Ha cantato il dolore di perdere la propria terra, ha usato le parole come armi e ha pagato con la prigione la sua voglia di libertà. Mahmoud Darwish, a 67 anni, uno dei più noti poeti arabi, è morto negli Stati Uniti durante un’operazione chirurgica. Quando aveva sette anni la sua famiglia originaria della Galilea, fuggì in Libano. Ora il suo villaggio neanche esiste più nelle mappe. Nel 1948 gli israeliani rasero al suolo il suo paese e cacciarono gli abitanti, lo stesso avvenne per altre 400 villaggi durante il primo conflitto arabo-israeliano.

Negli anni 60 tentò diverse volte di ritornare in patria ma venne sempre arrestato per trovarsi in Israele illegalmente o per aver recitato le sue poesie di profugo addolorato. Nel 1964 uscì la sua prima raccolta “Uccelli senza ali”, e poi “Foglie di Ulivo” e alcune di queste poesie divennero un riferimento per i combattenti. “Non odio la gente, né ho mai abusato di alcuno ma se divento affamato, la carne dell’usurpatore diverrà il mio cibo”, scrive in uno dei suoi lavori.

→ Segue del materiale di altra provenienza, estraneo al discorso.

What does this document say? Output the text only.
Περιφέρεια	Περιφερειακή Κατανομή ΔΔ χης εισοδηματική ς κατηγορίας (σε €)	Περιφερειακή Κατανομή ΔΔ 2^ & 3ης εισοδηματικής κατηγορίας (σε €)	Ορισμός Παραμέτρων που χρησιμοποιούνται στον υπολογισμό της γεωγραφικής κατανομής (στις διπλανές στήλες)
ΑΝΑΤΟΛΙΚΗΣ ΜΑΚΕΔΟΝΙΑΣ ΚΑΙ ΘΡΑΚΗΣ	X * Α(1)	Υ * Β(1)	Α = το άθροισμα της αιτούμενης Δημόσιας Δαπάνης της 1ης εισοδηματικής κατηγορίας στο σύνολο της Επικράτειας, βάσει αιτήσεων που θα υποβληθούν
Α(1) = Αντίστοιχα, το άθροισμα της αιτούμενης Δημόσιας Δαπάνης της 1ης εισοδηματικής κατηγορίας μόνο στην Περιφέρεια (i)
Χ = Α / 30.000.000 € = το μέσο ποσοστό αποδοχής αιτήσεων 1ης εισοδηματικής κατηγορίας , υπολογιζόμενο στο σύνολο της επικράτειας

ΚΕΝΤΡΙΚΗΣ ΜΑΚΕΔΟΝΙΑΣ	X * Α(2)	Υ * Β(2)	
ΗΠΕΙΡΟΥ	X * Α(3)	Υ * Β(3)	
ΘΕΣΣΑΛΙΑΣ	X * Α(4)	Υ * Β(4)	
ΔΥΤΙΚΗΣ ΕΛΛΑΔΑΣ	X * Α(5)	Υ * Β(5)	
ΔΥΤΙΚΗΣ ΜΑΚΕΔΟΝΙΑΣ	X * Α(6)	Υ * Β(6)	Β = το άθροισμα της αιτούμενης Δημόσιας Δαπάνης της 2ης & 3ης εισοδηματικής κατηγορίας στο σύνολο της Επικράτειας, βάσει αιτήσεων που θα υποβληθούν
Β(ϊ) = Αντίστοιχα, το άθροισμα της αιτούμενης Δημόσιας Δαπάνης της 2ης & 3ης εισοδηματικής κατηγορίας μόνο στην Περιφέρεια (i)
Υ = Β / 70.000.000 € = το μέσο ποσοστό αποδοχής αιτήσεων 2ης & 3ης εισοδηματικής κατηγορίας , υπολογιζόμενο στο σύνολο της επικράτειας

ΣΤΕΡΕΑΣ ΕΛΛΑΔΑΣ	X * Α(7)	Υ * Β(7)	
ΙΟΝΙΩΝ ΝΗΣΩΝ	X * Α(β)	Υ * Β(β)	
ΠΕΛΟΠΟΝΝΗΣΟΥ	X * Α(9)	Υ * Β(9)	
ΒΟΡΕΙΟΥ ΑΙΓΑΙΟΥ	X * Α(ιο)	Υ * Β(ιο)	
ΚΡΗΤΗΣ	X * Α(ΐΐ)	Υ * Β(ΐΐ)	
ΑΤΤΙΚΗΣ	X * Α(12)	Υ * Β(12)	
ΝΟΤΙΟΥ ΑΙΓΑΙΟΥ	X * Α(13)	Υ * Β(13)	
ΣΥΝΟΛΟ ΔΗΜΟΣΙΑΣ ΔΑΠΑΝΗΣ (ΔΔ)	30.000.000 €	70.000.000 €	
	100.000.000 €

Negli anni ‘70 si unì ad Arafat e con le sue parole schiette e profonde accompagnò la lotta palestinese. "La sua poesia è espressione della vita stessa. Complessa è la sua forma, non la sua essenza", diceva Ryszard Kapuscinski, un grande giornalista e scrittore polacco. La poesia di Darwish è forte, spietata, combattiva, è terra, è nostalgia, ma anche cielo, nuvole e sabbia. Per lui la patria è il caffè di sua madre. Visse ovunque in Palestina, dirigendo giornali e scrivendo, nel 1987 fu eletto nel comitato Esecutivo dell’OLP, non era certo una colomba e nel 1993 si dimise perché contrario agli accordi di Oslo. Nel 1996 dopo 26 anni di esilio riuscì ad entrare legalmente in Israele. E poi si trasferì a Ramallah, sognando un giorno di vedere la creazione dello Stato Palestinese. Non ha fatto in tempo. Ma le sue parole restano nell’aria di quello Stato che non c’è, tra gli ulivi e i posti di blocco, tra accordi di pace e delusioni: “Potete legarmi mani e piedi, togliermi il quaderno e le sigarette, riempirmi la bocca di terra; la poesia è sangue del mio cuore vivo, sale del mio pane, luce nei miei occhi”.